To me it's either/or. If you think there should be some restrictions, then the level of restriction is arbitrary and can be set by public debate (i.e. mild restrictions such as limits on contributions, all the way to public financing - it's just a matter of degree). If you believe limits are fundamental restrictions, then I don't see how you can support ANY restriction.

And if you don't believe the "money = speech" theorem, then providing the Devil's Advocate argument works too.

The argument is that contributions have stronger links to corruption where independent expenditures don't, a distinction created in Buckley v. Valeo and mostly upheld since. Check out Thomas' dissent in Nixon v. Shrink Missouri Government PAC if you want to see an argument against it; I enjoyed this line:

quote:

For nearly half a century, this Court has extended First Amendment protection to a multitude of forms of "speech," such as making false defamatory statements, filing lawsuits, dancing nude, exhibiting drive-in movies with nudity, burning flags, and wearing military uniforms. Not surprisingly, the Courts of Appeals have followed our lead and concluded that the First Amendment protects, for example, begging, shouting obscenities, erecting tables on a sidewalk, and refusing to wear a necktie. In light of the many cases of this sort, today's decision is a most curious anomaly. Whatever the proper status of such activities under the First Amendment, I am confident that they are less integral to the functioning of our Republic than campaign contributions. Yet the majority today, rather than going out of its way to protect political speech, goes out of its way to avoid protecting it.

Mornacale posted:

Why would the right wing bother to bring Citizens United and ensure that it gets decided as it does if it has no benefit?

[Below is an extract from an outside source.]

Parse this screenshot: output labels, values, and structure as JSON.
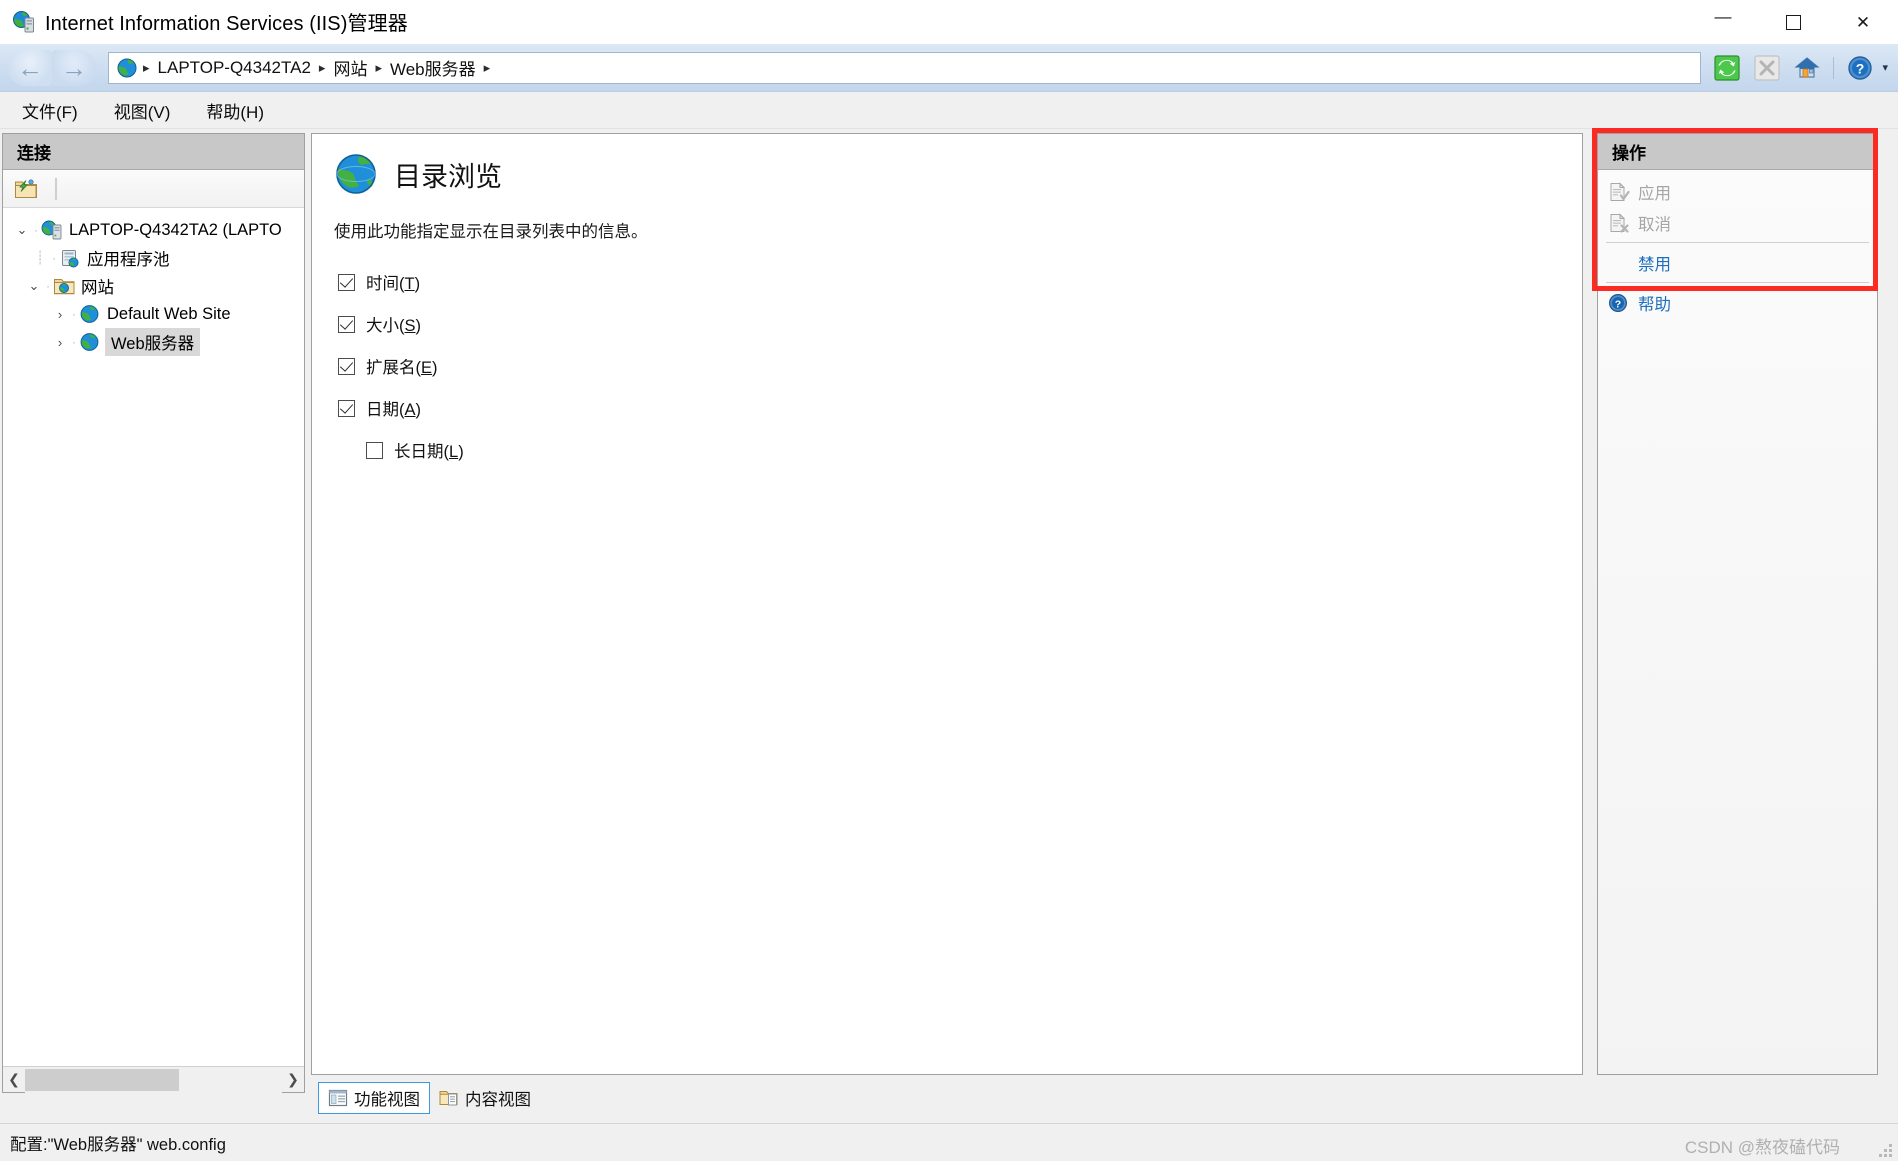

Not all right-wing groups are the same. And when BCRA was first challenged the plaintiffs were a diverse list; including Mitch McConnell, the AFL-CIO, the NRA, the California Democratic Party, the National Right to Life Committee, the ACLU, and, of course, Ron Paul. Many of them came back for Citizens United.

kurona_bright posted:

gently caress it, we can't really stop very rich people from doing what they want. Let's stop trying to regulate them and give up any notion of regulating them in the future! After all, any regulations in the end are fundamentally meaningless because they'll always be able to do whatever they want anyways!

What regulation do you think only harms "very rich people"?

Femur
Jan 10, 2004
I REALLY NEED TO SHUT THE FUCK UP

Kiwi Ghost Chips posted:

What regulation do you think only harms "very rich people"?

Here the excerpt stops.